If we are theoretically equal under the law, and if expressing racist views in public is anathema in most places, then surely the government should no longer be intervening to protect minorities from phantom racists. This supposition animates Republican opposition to voting rights reforms, race-based affirmative action, welfare policy and, most especially, to federal monitoring of rightwing hate groups. But if racism is a severe enough problem in America to inspire white terrorism, then the spectrum might also include disenfranchisement, hiring bias, economic deprivation and any number of other non-violent, or subtle forms of discrimination. Republicans are trying to close the door on that question, because as long as it's open, it thrusts key facets of the conservative policy agenda into heated debate.
In that sense, an inability to detect racism in Roof’s massacre is less akin to mealy-mouthed defenses of Confederate flag worship than to the climate denying Republican's much-mocked disclaimer, “I’m not a scientist.” A studied ignorance designed to prevent the political debate from entering uncomfortable terrain. Acknowledge the climate consensus, or the existence of racist violence, and suddenly you’re stuck in the realm of arguing over what to do about it.

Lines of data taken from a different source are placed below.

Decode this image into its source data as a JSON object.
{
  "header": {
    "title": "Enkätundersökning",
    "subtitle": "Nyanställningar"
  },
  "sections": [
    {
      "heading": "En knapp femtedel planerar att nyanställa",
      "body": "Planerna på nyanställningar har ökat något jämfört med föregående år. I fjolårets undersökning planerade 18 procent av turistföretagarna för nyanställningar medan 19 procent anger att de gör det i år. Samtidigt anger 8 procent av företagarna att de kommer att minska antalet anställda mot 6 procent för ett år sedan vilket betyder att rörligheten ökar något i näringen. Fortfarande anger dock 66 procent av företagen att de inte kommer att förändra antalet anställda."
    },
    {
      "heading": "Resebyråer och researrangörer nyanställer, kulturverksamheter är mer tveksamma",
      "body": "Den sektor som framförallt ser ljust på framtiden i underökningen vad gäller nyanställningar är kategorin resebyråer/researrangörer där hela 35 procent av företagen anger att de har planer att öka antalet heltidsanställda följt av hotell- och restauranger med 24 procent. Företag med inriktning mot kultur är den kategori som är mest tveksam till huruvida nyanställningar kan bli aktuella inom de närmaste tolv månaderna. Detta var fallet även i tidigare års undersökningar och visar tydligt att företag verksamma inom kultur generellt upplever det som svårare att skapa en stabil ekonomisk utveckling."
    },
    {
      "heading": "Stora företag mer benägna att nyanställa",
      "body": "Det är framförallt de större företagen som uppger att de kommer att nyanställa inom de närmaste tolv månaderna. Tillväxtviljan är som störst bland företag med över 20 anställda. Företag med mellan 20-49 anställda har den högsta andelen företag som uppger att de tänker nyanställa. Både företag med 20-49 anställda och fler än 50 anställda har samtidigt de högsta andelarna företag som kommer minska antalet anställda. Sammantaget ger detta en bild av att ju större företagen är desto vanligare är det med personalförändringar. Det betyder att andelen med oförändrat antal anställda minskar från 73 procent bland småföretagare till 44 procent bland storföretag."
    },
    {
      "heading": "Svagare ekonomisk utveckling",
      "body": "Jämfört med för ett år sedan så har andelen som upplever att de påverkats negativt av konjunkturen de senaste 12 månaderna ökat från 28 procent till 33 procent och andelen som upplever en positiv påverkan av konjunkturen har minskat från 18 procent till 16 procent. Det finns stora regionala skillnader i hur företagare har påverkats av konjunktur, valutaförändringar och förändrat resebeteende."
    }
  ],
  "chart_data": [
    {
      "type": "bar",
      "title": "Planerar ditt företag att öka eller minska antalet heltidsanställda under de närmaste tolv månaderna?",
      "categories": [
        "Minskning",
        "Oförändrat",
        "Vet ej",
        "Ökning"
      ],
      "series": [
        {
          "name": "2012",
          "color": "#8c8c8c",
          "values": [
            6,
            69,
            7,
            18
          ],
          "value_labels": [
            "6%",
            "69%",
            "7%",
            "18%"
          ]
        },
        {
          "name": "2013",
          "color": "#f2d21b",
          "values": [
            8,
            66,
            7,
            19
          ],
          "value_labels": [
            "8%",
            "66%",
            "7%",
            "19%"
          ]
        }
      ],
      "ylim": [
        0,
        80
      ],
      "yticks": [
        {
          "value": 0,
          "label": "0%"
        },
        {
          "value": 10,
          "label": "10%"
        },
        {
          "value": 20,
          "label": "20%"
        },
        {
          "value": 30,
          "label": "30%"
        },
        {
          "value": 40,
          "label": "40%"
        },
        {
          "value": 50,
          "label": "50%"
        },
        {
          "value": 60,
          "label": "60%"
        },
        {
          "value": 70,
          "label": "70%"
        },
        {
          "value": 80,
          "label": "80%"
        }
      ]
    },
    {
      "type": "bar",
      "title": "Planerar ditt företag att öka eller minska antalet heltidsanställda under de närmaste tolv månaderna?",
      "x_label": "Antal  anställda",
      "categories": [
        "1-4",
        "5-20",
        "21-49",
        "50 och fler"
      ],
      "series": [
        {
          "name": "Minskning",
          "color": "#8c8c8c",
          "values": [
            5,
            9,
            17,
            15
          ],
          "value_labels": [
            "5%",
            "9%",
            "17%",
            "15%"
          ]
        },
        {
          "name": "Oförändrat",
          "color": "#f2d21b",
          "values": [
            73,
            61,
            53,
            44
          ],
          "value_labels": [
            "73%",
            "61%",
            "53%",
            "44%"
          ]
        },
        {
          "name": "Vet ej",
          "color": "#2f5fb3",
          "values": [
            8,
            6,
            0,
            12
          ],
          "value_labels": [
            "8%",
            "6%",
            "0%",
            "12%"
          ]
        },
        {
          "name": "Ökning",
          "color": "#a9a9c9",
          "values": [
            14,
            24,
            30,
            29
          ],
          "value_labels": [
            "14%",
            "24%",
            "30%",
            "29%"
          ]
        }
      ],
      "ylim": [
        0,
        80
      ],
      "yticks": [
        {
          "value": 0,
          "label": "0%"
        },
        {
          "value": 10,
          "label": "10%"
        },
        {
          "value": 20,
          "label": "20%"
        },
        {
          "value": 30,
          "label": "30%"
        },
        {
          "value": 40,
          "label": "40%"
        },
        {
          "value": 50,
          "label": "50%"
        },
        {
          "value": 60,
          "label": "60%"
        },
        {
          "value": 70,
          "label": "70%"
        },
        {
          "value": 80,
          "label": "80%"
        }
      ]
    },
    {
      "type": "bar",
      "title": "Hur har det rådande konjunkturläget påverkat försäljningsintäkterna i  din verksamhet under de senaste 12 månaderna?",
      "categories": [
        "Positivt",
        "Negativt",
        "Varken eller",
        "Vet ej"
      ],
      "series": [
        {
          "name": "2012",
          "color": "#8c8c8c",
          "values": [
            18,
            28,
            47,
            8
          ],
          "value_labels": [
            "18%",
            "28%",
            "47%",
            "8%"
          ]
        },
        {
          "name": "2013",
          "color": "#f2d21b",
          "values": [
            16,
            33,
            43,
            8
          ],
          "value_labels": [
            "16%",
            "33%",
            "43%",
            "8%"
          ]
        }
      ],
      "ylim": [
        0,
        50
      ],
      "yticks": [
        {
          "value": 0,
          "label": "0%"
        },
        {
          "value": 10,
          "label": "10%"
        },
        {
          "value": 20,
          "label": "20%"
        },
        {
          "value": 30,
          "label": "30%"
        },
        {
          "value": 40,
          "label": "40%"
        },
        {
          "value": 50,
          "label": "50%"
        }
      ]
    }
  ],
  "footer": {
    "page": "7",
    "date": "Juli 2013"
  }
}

Both responses have the unwanted effect of making those who invoke them seem ridiculous. But “I’m not a scientist” at least allows Republicans to straddle a line between industrialist policy and outright climate deniers, who are a potent force in the party, but politically disfavored in the country as a whole. By contrast, blinding themselves to Roof’s racist motives offers little protection from the national debate about race in America, and at the same time makes them seem a little to concerned about the sensibilities of violent racists for comfort. This is why several Republicans have already taken a mulligan on the question of Roof's motives, and why I suspect all of them will before too long.